While it’s hard to find much comfort in these unsettling times, it is nice to “feel” slightly less creepy taking pictures of playgrounds when they’re closed.
That’s one thing that there haven’t been a whole lot of since Walt Disney World reopened. Kids. While I would prefer not to meet Anna and Elsa, that’s potentially a minority opinion among the younger set. I also wouldn’t want to have to explain to my kids why they can’t hug Mickey or have to constantly patrol their face covering, among many other reasons to avoid the Parks with kids at the moment. It’s certainly doable if you’re a regular visitor, but as I’ve said from the start of this thing, it’s probably not the time for that once-in-a-lifetime trip.
Poor food and wine. Disney doesn’t rely on the revenue from the event quite to the extent that Universal leans on Halloween Horror Nights, but those kiosks have been cash cows for years. Now, the Hawaii booth might sell four or five Kahlua Sliders an hour on a Tuesday afternoon.
While not exactly tone deaf, Disney is already sending its #DisneyCreators to try to hype their least popular theme park:
There’s a very specific checklist that each entity follows, advertising exactly whatever Disney wants highlighted packaged in exactly the way that they want it. In this case, we’re pushing the Festival that nobody is spending money at and trying to reinforce Disney’s enhanced sanitation measures by showing pictures of temporary hand-washing stations. These people would do whatever Disney tells them to do in what remains the bizarre world of social media “influencing.” Most people don’t realize that this is the equivalent of paid advertising, which is basically the point of the program. If a #DisneyCreator doesn’t follow Disney’s guidelines exactly, they will find someone else who will….create properly. There is only one narrative.
Poor Flower and Garden. We hardly knew thee. That single, closed booth across the water sums up the current state of Epcot pretty well.
I pulled up the My Disney Experience app to see what we could expect from wait times around Future World:
We’ve already taken care of two of the attractions with the longest waits. Ten minutes for both Soarin’ and Living with the Land seem more than reasonable.
We’ll have to walk around the back side of the hole to get over to the other side of Future World.
We’ll be stopping by the Imagination Pavilion for both Journey into Imagination and the Disney and Pixar Short Film Festival.

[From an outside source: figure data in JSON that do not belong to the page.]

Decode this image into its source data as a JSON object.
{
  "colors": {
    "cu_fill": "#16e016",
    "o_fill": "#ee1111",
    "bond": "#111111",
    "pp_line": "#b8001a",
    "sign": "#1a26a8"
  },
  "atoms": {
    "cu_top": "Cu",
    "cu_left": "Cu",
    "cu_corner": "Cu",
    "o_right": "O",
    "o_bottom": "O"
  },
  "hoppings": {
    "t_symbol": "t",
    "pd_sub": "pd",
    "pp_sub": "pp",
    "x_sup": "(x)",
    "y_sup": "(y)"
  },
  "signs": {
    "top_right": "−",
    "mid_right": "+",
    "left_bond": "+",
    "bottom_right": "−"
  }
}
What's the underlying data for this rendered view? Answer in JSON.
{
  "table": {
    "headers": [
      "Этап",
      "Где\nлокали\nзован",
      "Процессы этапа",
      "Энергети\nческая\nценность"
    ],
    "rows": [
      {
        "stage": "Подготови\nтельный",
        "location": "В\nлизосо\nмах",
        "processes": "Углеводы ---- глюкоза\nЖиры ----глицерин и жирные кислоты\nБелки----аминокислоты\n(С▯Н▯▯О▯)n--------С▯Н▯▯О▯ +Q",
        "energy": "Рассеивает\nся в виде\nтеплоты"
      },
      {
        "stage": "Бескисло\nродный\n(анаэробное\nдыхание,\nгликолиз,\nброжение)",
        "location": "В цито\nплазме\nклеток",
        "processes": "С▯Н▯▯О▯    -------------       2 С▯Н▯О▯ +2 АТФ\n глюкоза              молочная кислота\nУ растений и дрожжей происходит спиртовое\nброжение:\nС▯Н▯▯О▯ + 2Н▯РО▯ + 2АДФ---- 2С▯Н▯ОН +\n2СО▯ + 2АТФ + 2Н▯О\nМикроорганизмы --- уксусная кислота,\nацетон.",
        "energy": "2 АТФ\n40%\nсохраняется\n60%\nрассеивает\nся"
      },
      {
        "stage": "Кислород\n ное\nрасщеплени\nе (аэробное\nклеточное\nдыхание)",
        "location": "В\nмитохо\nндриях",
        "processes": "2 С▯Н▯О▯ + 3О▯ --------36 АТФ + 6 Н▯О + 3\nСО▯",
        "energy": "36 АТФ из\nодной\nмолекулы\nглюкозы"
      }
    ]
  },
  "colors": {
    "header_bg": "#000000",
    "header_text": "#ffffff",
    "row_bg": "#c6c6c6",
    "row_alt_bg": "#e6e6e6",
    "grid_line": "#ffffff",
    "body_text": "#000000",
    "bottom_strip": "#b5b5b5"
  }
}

The current state of the hole is about where we left it.
Without the monorail going, this is about as high up of a view as we can get without being lowered down from a helicopter.
This may come as a surprise, but I’m not that agile.
This is what the same area looked like seven months ago. It doesn’t look like we’ve seen a tremendous amount of progress on a project that was originally supposed to take about two years from about seven months ago. You can probably tack two more years on to today’s date for when we’ll be able to walk through here again. If we’re lucky.
While that was not particularly positive, we’re headed for Living with the Land next. That’s always a good thing.